El episodio de las amenazas al juez de Barcelona Joaquín Aguirre, que instruye el sumario de las conexiones rusas de Puigdemont y el de los pagos del F. C. Barcelona al vicepresidente del comité técnico de árbitros, muestra a qué extremos ha llegado la inseguridad jurídica en la Cataluña del proceso y los separatistas. La cadena de errores es elocuente. En primer lugar, un juez que debería estar perfectamente protegido recibe un paquete con una falsa bomba en su interior que atraviesa todos los controles de seguridad y llega a su propio despacho en lo que no es sino un auténtico aviso a la manera mafiosa, la cabeza de un caballo en el lecho del magistrado. Después, se oculta el hecho, se impide que trascienda hasta una semana después, como si un simulacro de bomba en un juzgado fuera una situación ordinaria a la que no hay que dar más importancia.
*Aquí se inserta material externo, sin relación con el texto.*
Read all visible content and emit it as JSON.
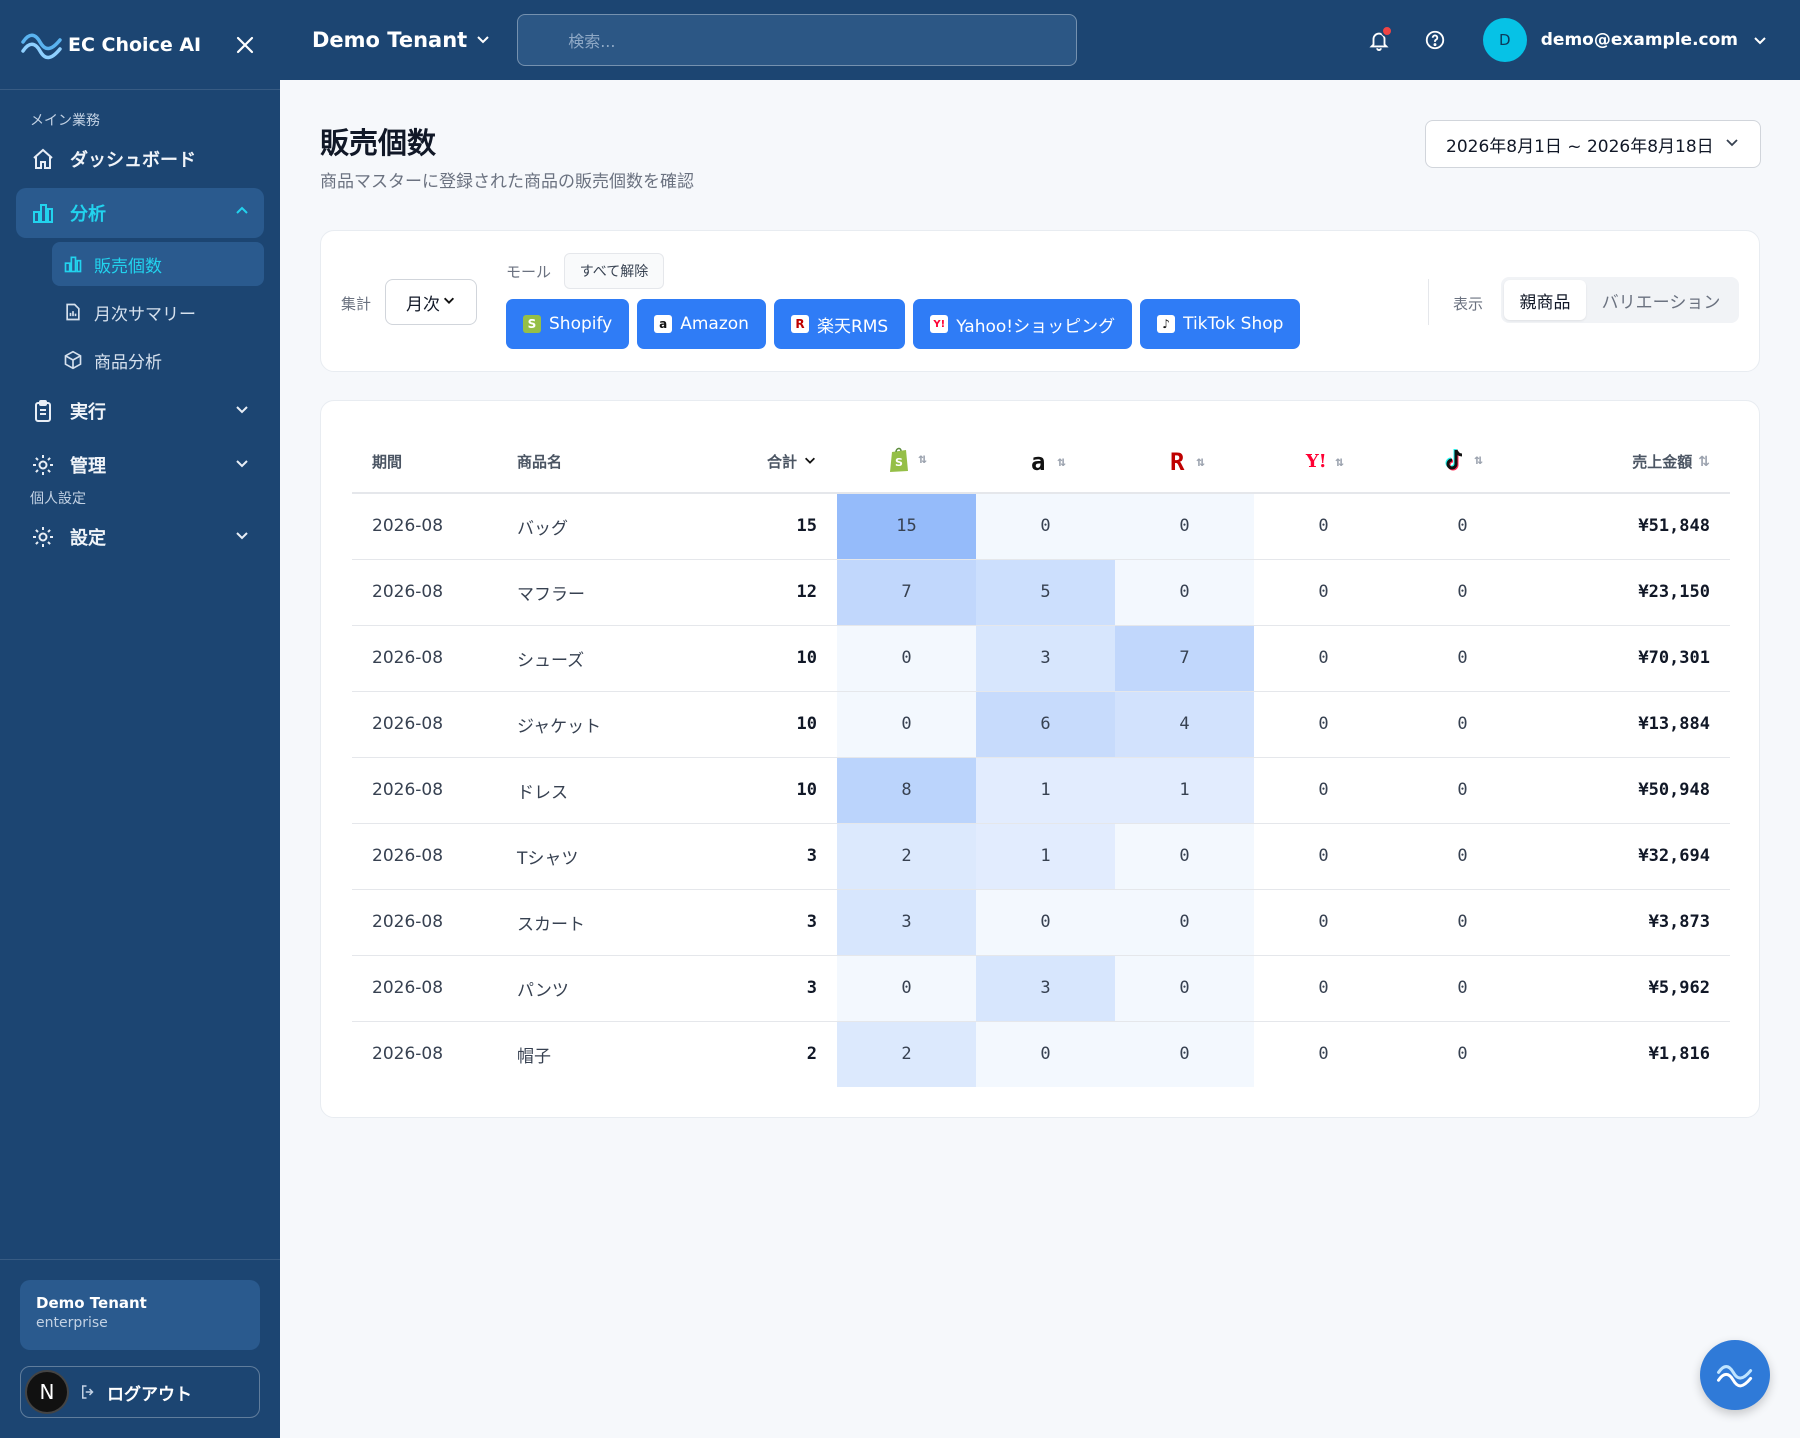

Y cuando por fin unos pocos medios de comunicación, entre ellos Libertad Digital, revelan lo ocurrido, las propias autoridades judiciales corren a dar carpetazo al asunto sin haber mostrado la más mínima sensibilidad respecto a la seguridad del magistrado. Ni siquiera un gesto de solidaridad antes o después de archivar el caso por "autor desconocido".
Es evidente que los Mossos d'Esquadra no han mostrado mayor interés en esclarecer la escandalosa amenaza contra el juez Aguirre, sometido al señalamiento constante de los medios de comunicación en Cataluña e incluso apuntado directamente en el Congreso de los Diputados por la portavoz de Puigdemont en Madrid sin que se obligara a Míriam Nogueras a la más mínima retractación. Hay barra libre contra los jueces implicados en casos que afectan a los independentistas y el ejemplo de Aguirre resulta harto manifiesto. Como ya ha ocurrido con otros magistrados (amenazas e intentos de agresión a Pablo Llarena, por ejemplo, o las pintadas amenazantes en su segunda residencia que sufrió Ramírez Sunyer, el difunto instructor del sumario por el que se deberían juzgar en Barcelona a altos cargos de ERC por la organización del referéndum ilegal), Aguirre está solo, sin ninguna protección, sin escolta, al albur de unos avisos que se pueden concretar en desagradables consecuencias. Una falsa bomba debería ser como mínimo tan alarmante como una bala o un cortauñas en un sobre. Claro que la diferencia es el receptor. Por un lado, un juez incómodo para el separatismo y para sus socios. Por otro, ministros del Gobierno de España gracias al apoyo de los separatistas investigados por ese mismo juez. En el primer caso, silencio y archivo. En el segundo, alarma, denuncias y celo investigador.
Ese doble rasero explica las dificultades de los jueces en España para abordar según qué expedientes, su indefensión, la falta de medios y la creciente inseguridad jurídica que propicia el amedrentamiento sin consecuencias de las autoridades judiciales. Señalados por los separatistas, hostigados por el Gobierno de Sánchez, amenazados y silenciados. Lo que le ha sucedido al juez Aguirre debería haber provocado una investigación a fondo sobre el paquete y sobre los inauditos y clamorosos fallos de seguridad en una administración de Justicia que en términos operativos depende en Cataluña de la Generalidad y de sus Mossos d'Esquadra. Es un escándalo mayúsculo, una tropelía contra un magistrado que está en el punto de mira de Puigdemont, el amigo de Putin que regresará a Cataluña con alfombra roja gracias a Pedro Sánchez. Eso es Cataluña, la conciliación que propone Sánchez, el silencio de los jueces, a quienes hay que advertir como sea de que no pongan trabas a la impunidad que implica la amnistía.